Wormhole-eval
State-saving without state — a short-cut to a parallel universe
Example Form:
(wormhole-eval 'demo
'(lambda (whs)
(set-wormhole-data whs
(cons (cons name info)
(wormhole-data whs))))
(prog2$ info name))
General Form:
(wormhole-eval name lambda varterm)
where name must be a quoted wormhole name and lambda must be a
quoted lambda-expression as described below. It is forbidden to invoke
wormhole-eval on the names listed in
*protected-system-wormhole-names*, which includes brr (the break-rewrite wormhole name), accumulated-persistence, and
fc-wormhole (the name of the wormhole managing forward-chaining-reports), among others.
The lambda-expression must have at most one formal parameter but the
body of the lambda-expression may contain other variables. Note that in
the example form given above, the lambda has one formal, whs, and
uses name and info freely. Note that the lambda is quoted.
The third argument of wormhole-eval, varterm, is an arbitrary term
that should mention all of the free variables in the lambda-expression.
That term establishes your ``right'' to refer to those free variables in the
environment in which the wormhole-eval expression occurs. The value of
varterm is irrelevant and if you provide nil ACL2 will automatically
provide a suitable term, namely a prog2$ form like the one shown in the
example above.
Aside: Exception for ACL2(p) (see parallelism) to the irrelevance of
varterm. By default, calls of wormhole-eval employ a lock,
*wormhole-lock*. To avoid such a lock, include the symbol
:NO-WORMHOLE-LOCK in varterm; for example, you might replace a last
argument of nil in wormhole-eval by :NO-WORMHOLE-LOCK. End of
Aside.
See wormhole for a full explanation of wormholes. Most relevant
here is that every wormhole has a name and a status. The status is generally
a cons pair whose car is the keyword :ENTER or the keyword
:SKIP and whose cdr is an arbitrary object used to store information
from one wormhole call to the next.
Here is a succinct summary of wormhole-eval.
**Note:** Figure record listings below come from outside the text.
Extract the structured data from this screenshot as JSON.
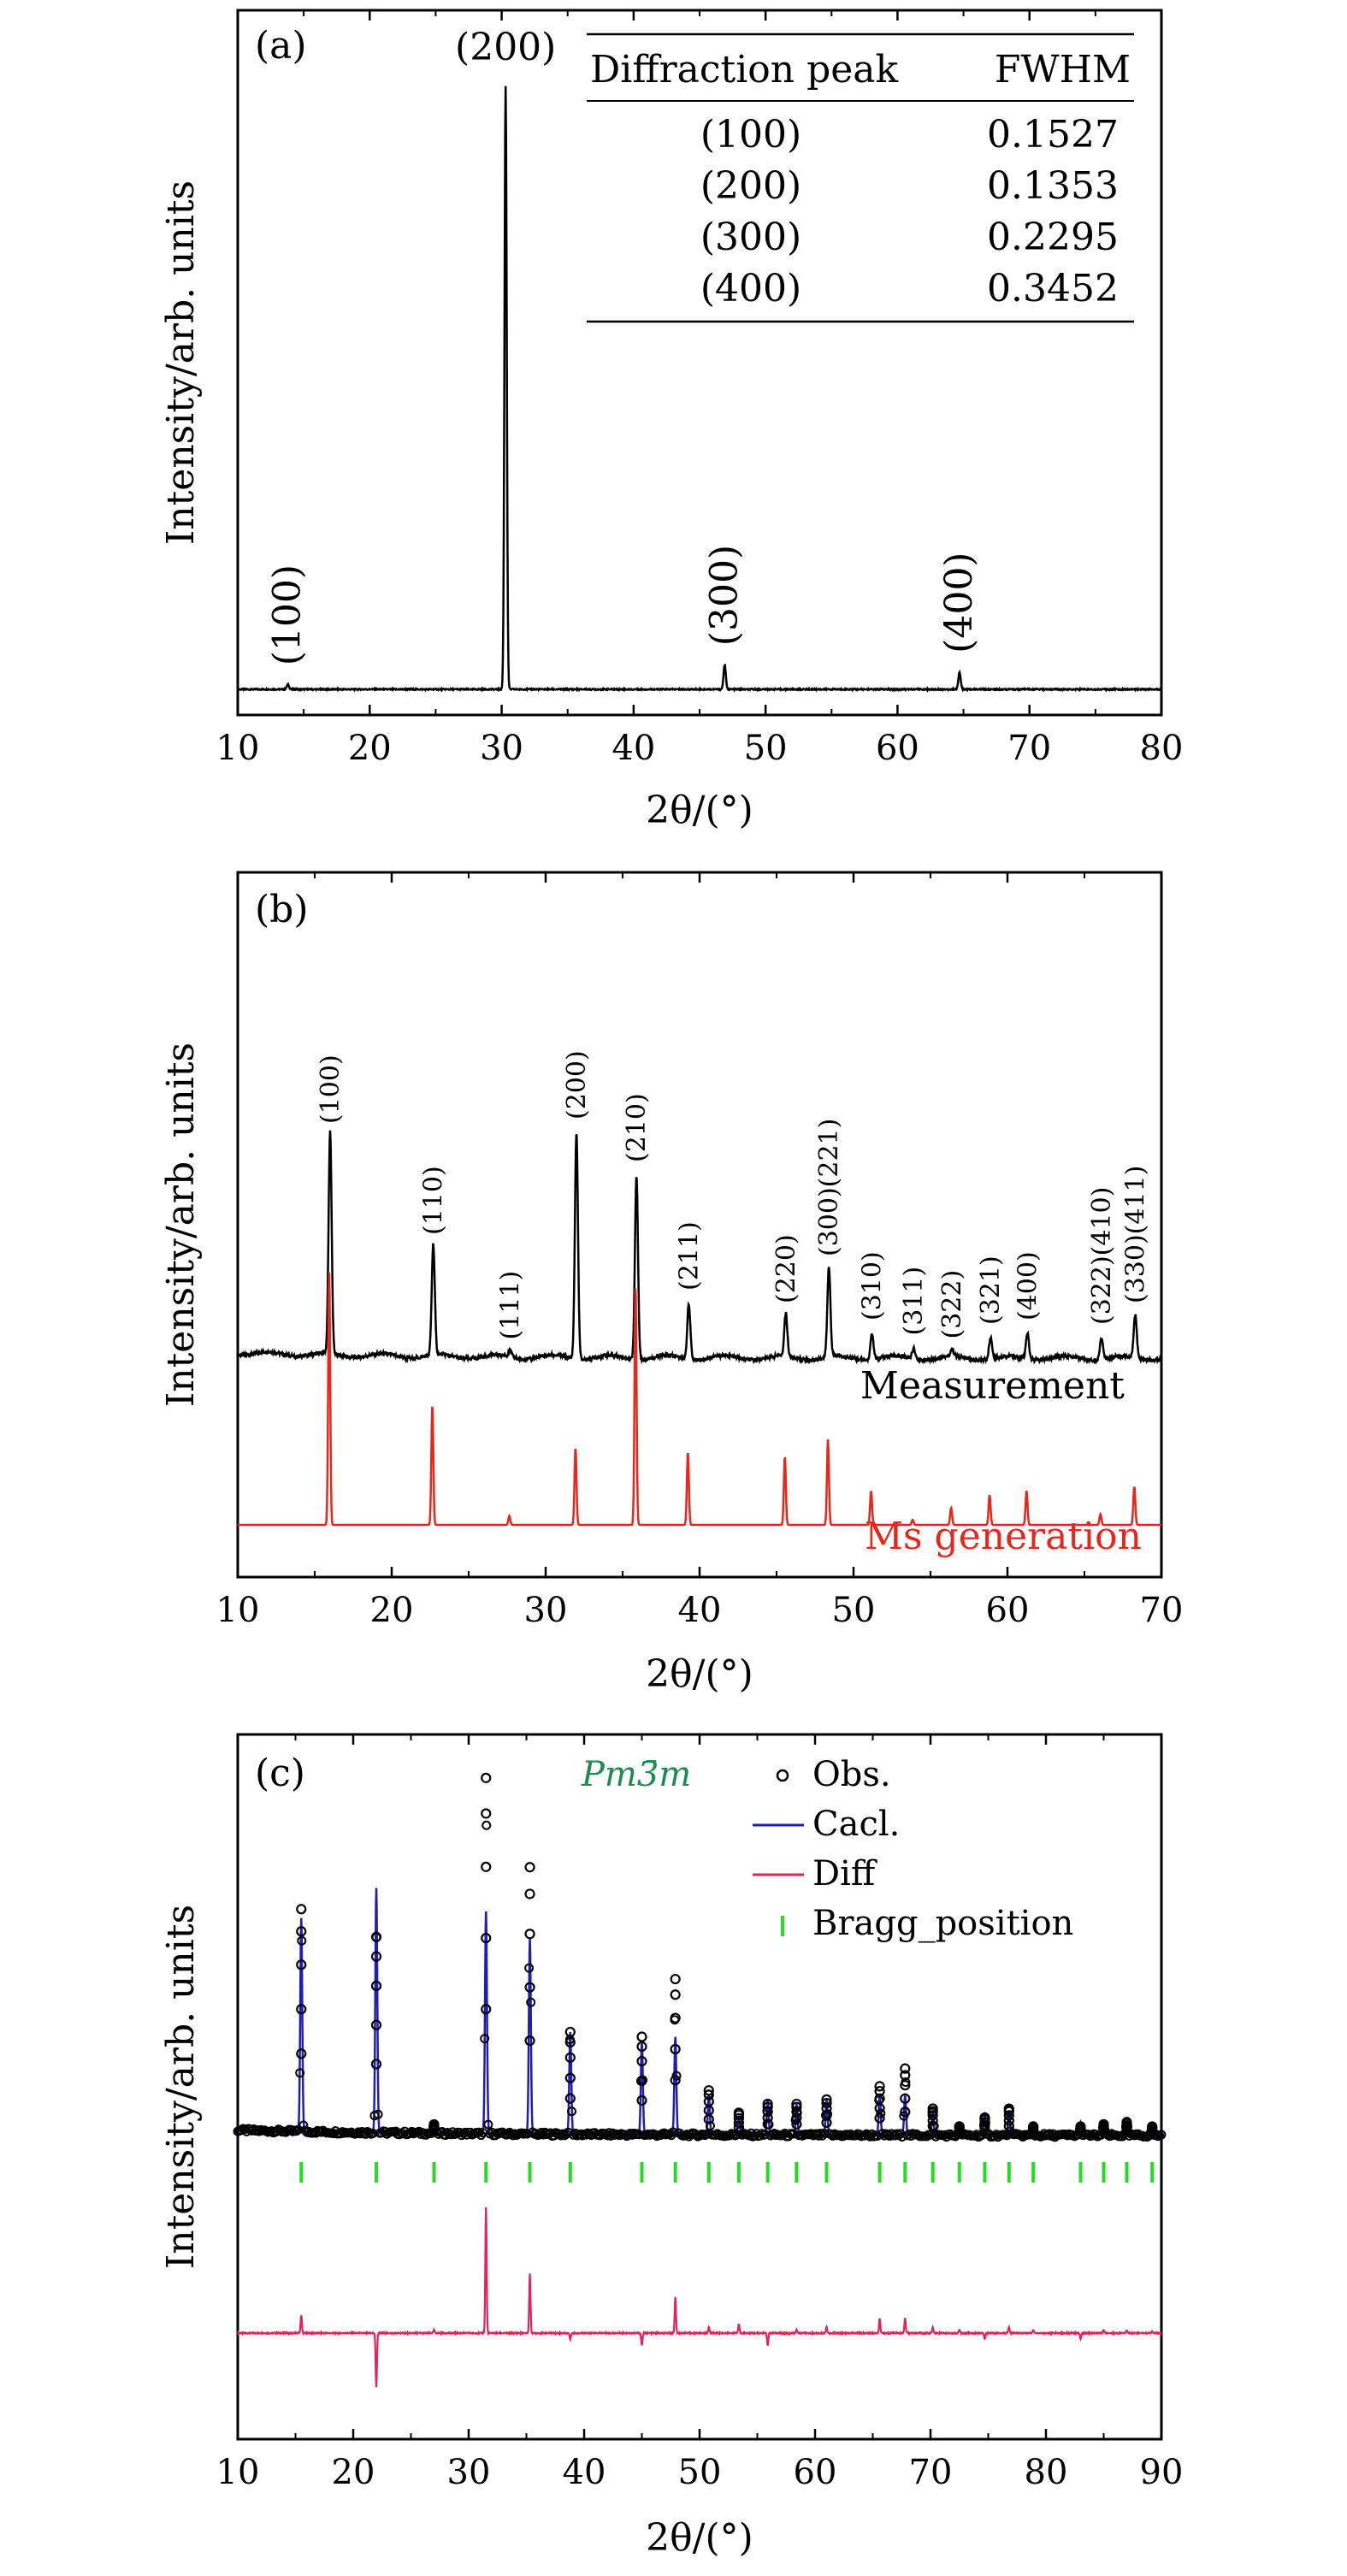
{
  "chart_data": [
    {
      "panel": "(a)",
      "type": "line",
      "xlabel": "2θ/(°)",
      "ylabel": "Intensity/arb. units",
      "xlim": [
        10,
        80
      ],
      "xticks": [
        10,
        20,
        30,
        40,
        50,
        60,
        70,
        80
      ],
      "baseline": 0.02,
      "peaks": [
        {
          "hkl": "(100)",
          "x": 13.8,
          "h": 0.008
        },
        {
          "hkl": "(200)",
          "x": 30.3,
          "h": 0.98
        },
        {
          "hkl": "(300)",
          "x": 46.9,
          "h": 0.04
        },
        {
          "hkl": "(400)",
          "x": 64.7,
          "h": 0.028
        }
      ],
      "table": {
        "headers": [
          "Diffraction peak",
          "FWHM"
        ],
        "rows": [
          [
            "(100)",
            "0.1527"
          ],
          [
            "(200)",
            "0.1353"
          ],
          [
            "(300)",
            "0.2295"
          ],
          [
            "(400)",
            "0.3452"
          ]
        ]
      }
    },
    {
      "panel": "(b)",
      "type": "line",
      "xlabel": "2θ/(°)",
      "ylabel": "Intensity/arb. units",
      "xlim": [
        10,
        70
      ],
      "xticks": [
        10,
        20,
        30,
        40,
        50,
        60,
        70
      ],
      "series": [
        {
          "name": "Measurement",
          "color": "#000000"
        },
        {
          "name": "Ms generation",
          "color": "#e8261c"
        }
      ],
      "peaks": [
        {
          "hkl": "(100)",
          "x": 16.0,
          "meas": 0.52,
          "sim": 0.59
        },
        {
          "hkl": "(110)",
          "x": 22.7,
          "meas": 0.26,
          "sim": 0.28
        },
        {
          "hkl": "(111)",
          "x": 27.7,
          "meas": 0.015,
          "sim": 0.021
        },
        {
          "hkl": "(200)",
          "x": 32.0,
          "meas": 0.53,
          "sim": 0.18
        },
        {
          "hkl": "(210)",
          "x": 35.9,
          "meas": 0.43,
          "sim": 0.56
        },
        {
          "hkl": "(211)",
          "x": 39.3,
          "meas": 0.13,
          "sim": 0.17
        },
        {
          "hkl": "(220)",
          "x": 45.6,
          "meas": 0.1,
          "sim": 0.16
        },
        {
          "hkl": "(300)(221)",
          "x": 48.4,
          "meas": 0.21,
          "sim": 0.2
        },
        {
          "hkl": "(310)",
          "x": 51.2,
          "meas": 0.06,
          "sim": 0.08
        },
        {
          "hkl": "(311)",
          "x": 53.9,
          "meas": 0.025,
          "sim": 0.012
        },
        {
          "hkl": "(322)",
          "x": 56.4,
          "meas": 0.017,
          "sim": 0.04
        },
        {
          "hkl": "(321)",
          "x": 58.9,
          "meas": 0.05,
          "sim": 0.07
        },
        {
          "hkl": "(400)",
          "x": 61.3,
          "meas": 0.06,
          "sim": 0.08
        },
        {
          "hkl": "(322)(410)",
          "x": 66.1,
          "meas": 0.05,
          "sim": 0.025
        },
        {
          "hkl": "(330)(411)",
          "x": 68.3,
          "meas": 0.1,
          "sim": 0.09
        }
      ]
    },
    {
      "panel": "(c)",
      "type": "scatter",
      "xlabel": "2θ/(°)",
      "ylabel": "Intensity/arb. units",
      "xlim": [
        10,
        90
      ],
      "xticks": [
        10,
        20,
        30,
        40,
        50,
        60,
        70,
        80,
        90
      ],
      "phase": "Pm3̄m",
      "legend": [
        {
          "label": "Obs.",
          "marker": "circle",
          "color": "#000000"
        },
        {
          "label": "Cacl.",
          "marker": "line",
          "color": "#1f1fb4"
        },
        {
          "label": "Diff",
          "marker": "line",
          "color": "#e0245c"
        },
        {
          "label": "Bragg_position",
          "marker": "bar",
          "color": "#22dd22"
        }
      ],
      "peaks": [
        {
          "x": 15.5,
          "obs": 0.5,
          "calc": 0.48,
          "diff": 0.06
        },
        {
          "x": 22.0,
          "obs": 0.44,
          "calc": 0.55,
          "diff": -0.18
        },
        {
          "x": 27.0,
          "obs": 0.02,
          "calc": 0.015,
          "diff": 0.01
        },
        {
          "x": 31.5,
          "obs": 0.8,
          "calc": 0.5,
          "diff": 0.42
        },
        {
          "x": 35.3,
          "obs": 0.6,
          "calc": 0.44,
          "diff": 0.2
        },
        {
          "x": 38.8,
          "obs": 0.23,
          "calc": 0.23,
          "diff": -0.02
        },
        {
          "x": 45.0,
          "obs": 0.22,
          "calc": 0.21,
          "diff": -0.04
        },
        {
          "x": 47.9,
          "obs": 0.35,
          "calc": 0.22,
          "diff": 0.12
        },
        {
          "x": 50.8,
          "obs": 0.1,
          "calc": 0.09,
          "diff": 0.02
        },
        {
          "x": 53.4,
          "obs": 0.05,
          "calc": 0.04,
          "diff": 0.03
        },
        {
          "x": 55.9,
          "obs": 0.07,
          "calc": 0.08,
          "diff": -0.04
        },
        {
          "x": 58.4,
          "obs": 0.07,
          "calc": 0.07,
          "diff": 0.01
        },
        {
          "x": 61.0,
          "obs": 0.08,
          "calc": 0.08,
          "diff": 0.02
        },
        {
          "x": 65.6,
          "obs": 0.11,
          "calc": 0.09,
          "diff": 0.05
        },
        {
          "x": 67.8,
          "obs": 0.15,
          "calc": 0.09,
          "diff": 0.05
        },
        {
          "x": 70.2,
          "obs": 0.06,
          "calc": 0.05,
          "diff": 0.02
        },
        {
          "x": 72.5,
          "obs": 0.02,
          "calc": 0.02,
          "diff": 0.01
        },
        {
          "x": 74.7,
          "obs": 0.04,
          "calc": 0.045,
          "diff": -0.02
        },
        {
          "x": 76.8,
          "obs": 0.06,
          "calc": 0.055,
          "diff": 0.02
        },
        {
          "x": 78.9,
          "obs": 0.02,
          "calc": 0.02,
          "diff": 0.01
        },
        {
          "x": 83.0,
          "obs": 0.02,
          "calc": 0.03,
          "diff": -0.02
        },
        {
          "x": 85.0,
          "obs": 0.025,
          "calc": 0.025,
          "diff": 0.01
        },
        {
          "x": 87.0,
          "obs": 0.03,
          "calc": 0.03,
          "diff": 0.01
        },
        {
          "x": 89.2,
          "obs": 0.02,
          "calc": 0.02,
          "diff": 0.005
        }
      ],
      "bragg": [
        15.5,
        22.0,
        27.0,
        31.5,
        35.3,
        38.8,
        45.0,
        47.9,
        50.8,
        53.4,
        55.9,
        58.4,
        61.0,
        65.6,
        67.8,
        70.2,
        72.5,
        74.7,
        76.8,
        78.9,
        83.0,
        85.0,
        87.0,
        89.2
      ]
    }
  ]
}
If the
lambda-expression has a local variable, wormhole-eval applies the
lambda-expression to the persistent-whs (see wormhole-status) of
the named wormhole and remembers the value as the new persistent-whs. If the
lambda has no formal parameter, the lambda is applied to no
arguments and the value is the new persistent-whs. Wormhole-eval returns
nil. Thus, the formal parameter of the lambda-expression, if
provided, denotes the wormhole's hidden status information; the value of
the lambda is the new status and is hidden away.
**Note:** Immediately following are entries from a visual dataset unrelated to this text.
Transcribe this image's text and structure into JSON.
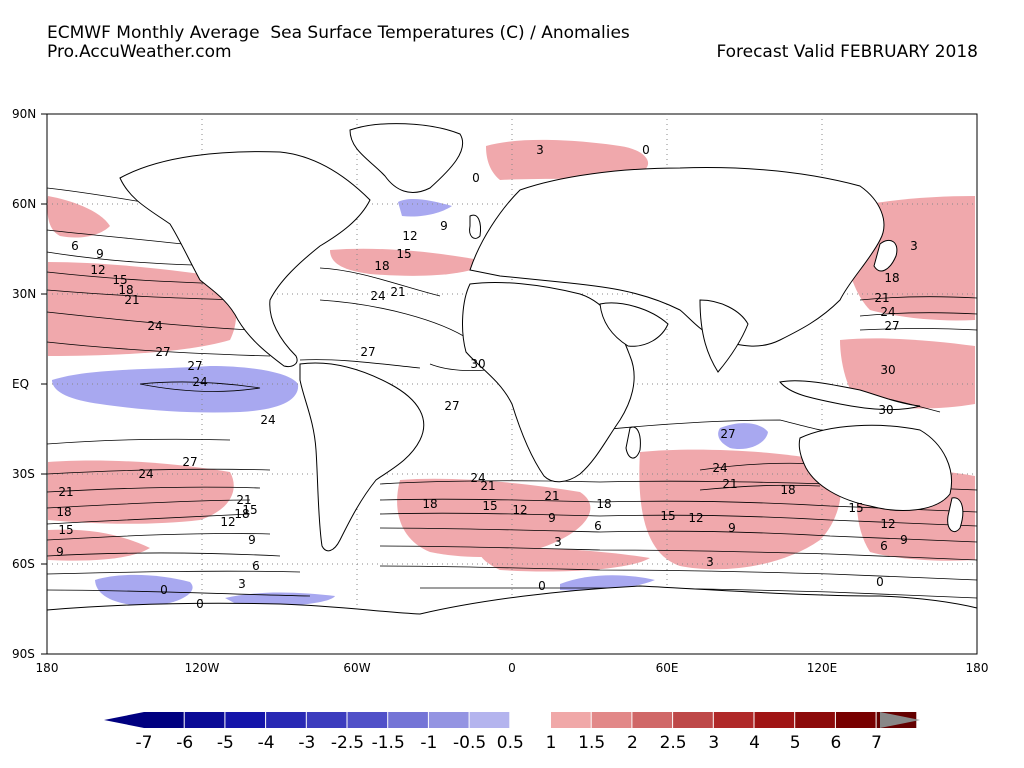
{
  "header": {
    "title": "ECMWF Monthly Average  Sea Surface Temperatures (C) / Anomalies",
    "site": "Pro.AccuWeather.com",
    "valid": "Forecast Valid FEBRUARY 2018"
  },
  "map": {
    "lat_labels": [
      "90N",
      "60N",
      "30N",
      "EQ",
      "30S",
      "60S",
      "90S"
    ],
    "lon_labels": [
      "180",
      "120W",
      "60W",
      "0",
      "60E",
      "120E",
      "180"
    ],
    "contour_values": [
      "0",
      "3",
      "6",
      "9",
      "12",
      "15",
      "18",
      "21",
      "24",
      "27",
      "30"
    ],
    "contour_label_texts": [
      "24",
      "27",
      "30",
      "27",
      "24",
      "21",
      "18",
      "15",
      "12",
      "9",
      "6",
      "3",
      "0"
    ]
  },
  "colorbar": {
    "labels": [
      "-7",
      "-6",
      "-5",
      "-4",
      "-3",
      "-2.5",
      "-1.5",
      "-1",
      "-0.5",
      "0.5",
      "1",
      "1.5",
      "2",
      "2.5",
      "3",
      "4",
      "5",
      "6",
      "7"
    ],
    "negative_colors": [
      "#000080",
      "#0a0a96",
      "#1414aa",
      "#2828b4",
      "#3c3cbe",
      "#5050c8",
      "#7474d6",
      "#9494e2",
      "#b4b4ee"
    ],
    "positive_colors": [
      "#f0a8a8",
      "#e28888",
      "#d06868",
      "#be4848",
      "#b02828",
      "#a01414",
      "#8c0a0a",
      "#780000",
      "#640000"
    ],
    "arrow_left_color": "#000080",
    "arrow_right_color": "#888888"
  },
  "colors": {
    "cool_anomaly": "#a8a8f0",
    "warm_anomaly": "#f0a8ac",
    "coast": "#000000",
    "contour": "#000000"
  }
}
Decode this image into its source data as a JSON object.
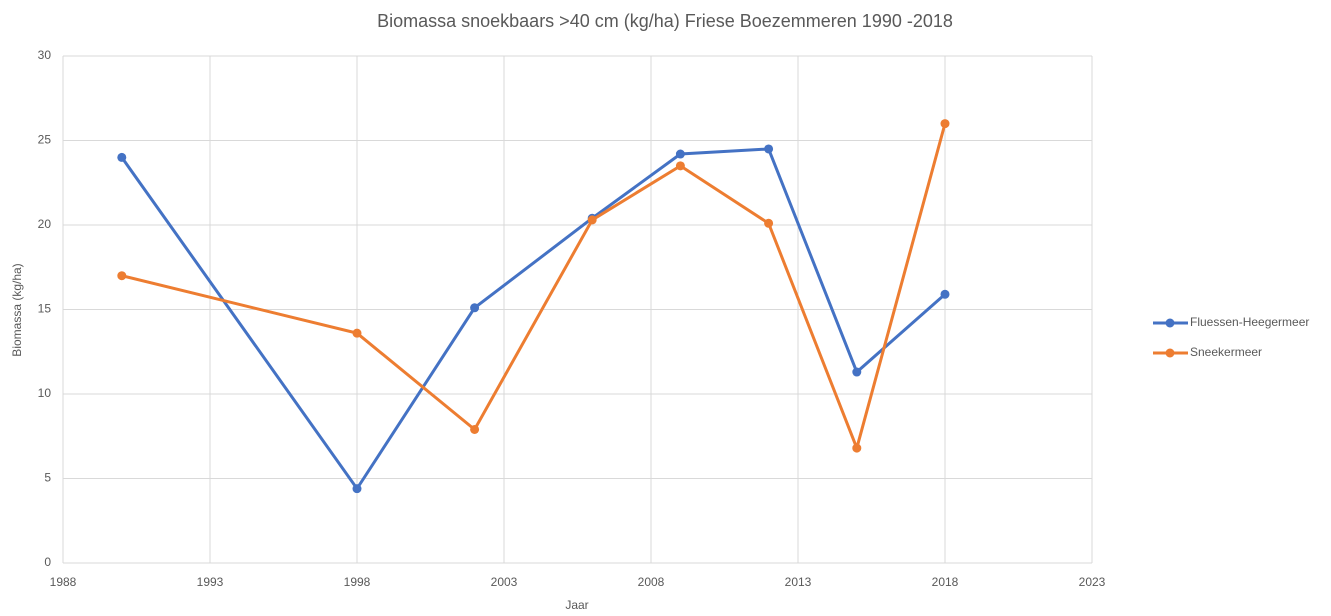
{
  "chart_data": {
    "type": "line",
    "title": "Biomassa snoekbaars >40 cm (kg/ha) Friese Boezemmeren  1990 -2018",
    "xlabel": "Jaar",
    "ylabel": "Biomassa (kg/ha)",
    "x": [
      1990,
      1998,
      2002,
      2006,
      2009,
      2012,
      2015,
      2018
    ],
    "series": [
      {
        "name": "Fluessen-Heegermeer",
        "color": "#4472c4",
        "values": [
          24.0,
          4.4,
          15.1,
          20.4,
          24.2,
          24.5,
          11.3,
          15.9
        ]
      },
      {
        "name": "Sneekermeer",
        "color": "#ed7d31",
        "values": [
          17.0,
          13.6,
          7.9,
          20.3,
          23.5,
          20.1,
          6.8,
          26.0
        ]
      }
    ],
    "xlim": [
      1988,
      2023
    ],
    "xticks": [
      1988,
      1993,
      1998,
      2003,
      2008,
      2013,
      2018,
      2023
    ],
    "ylim": [
      0,
      30
    ],
    "yticks": [
      0,
      5,
      10,
      15,
      20,
      25,
      30
    ],
    "grid": true,
    "legend": "right"
  }
}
The guard of a wormhole-eval call is the guard of the body of the
lambda-expression, with a fresh variable symbol used in place of the
formal so that no assumptions are possible about the hidden wormhole status.
If the guard of a wormhole-eval is verified, the call is macroexpanded
inline to the evaluation of the body in a suitable environment. Thus, it can
be a very fast way to access and change the persistent-whs, but the results
remain hidden. To interact with the wormhole's state you must use wormhole.
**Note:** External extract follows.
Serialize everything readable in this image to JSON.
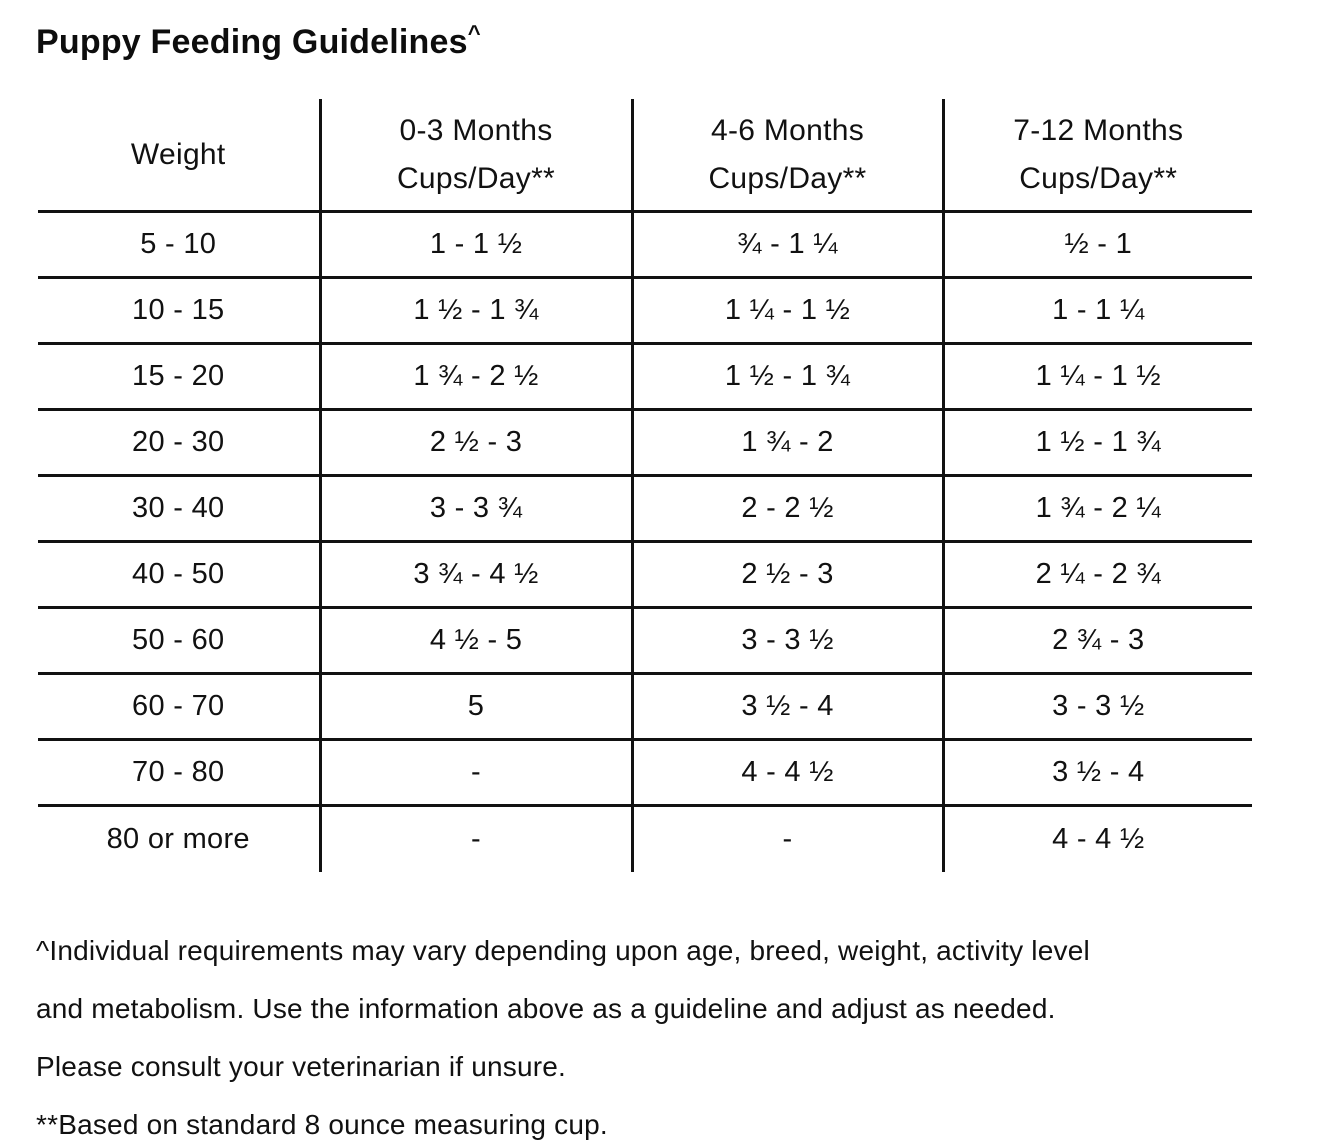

Functions that are probably useful in the body of the lambda or the
guard of a function using wormhole-eval include the following: wormhole-statusp, wormhole-entry-code, wormhole-data, set-wormhole-entry-code, set-wormhole-data, and make-wormhole-status.
Wormhole-eval is intended to be fast, but it is further optimized when
the given lambda is of the following form. In this case
wormhole-eval returns immediately when the wormhole-data is
nil, which is reasonable since the old and new status are equal in this
case.
(lambda (whs)
(let ((info (wormhole-data whs)))
(cond ((null info) whs)
...)))
See wormhole for a series of example uses of wormhole-eval and
wormhole.
For a behind-the-scenes description of how wormholes work, See wormhole-implementation.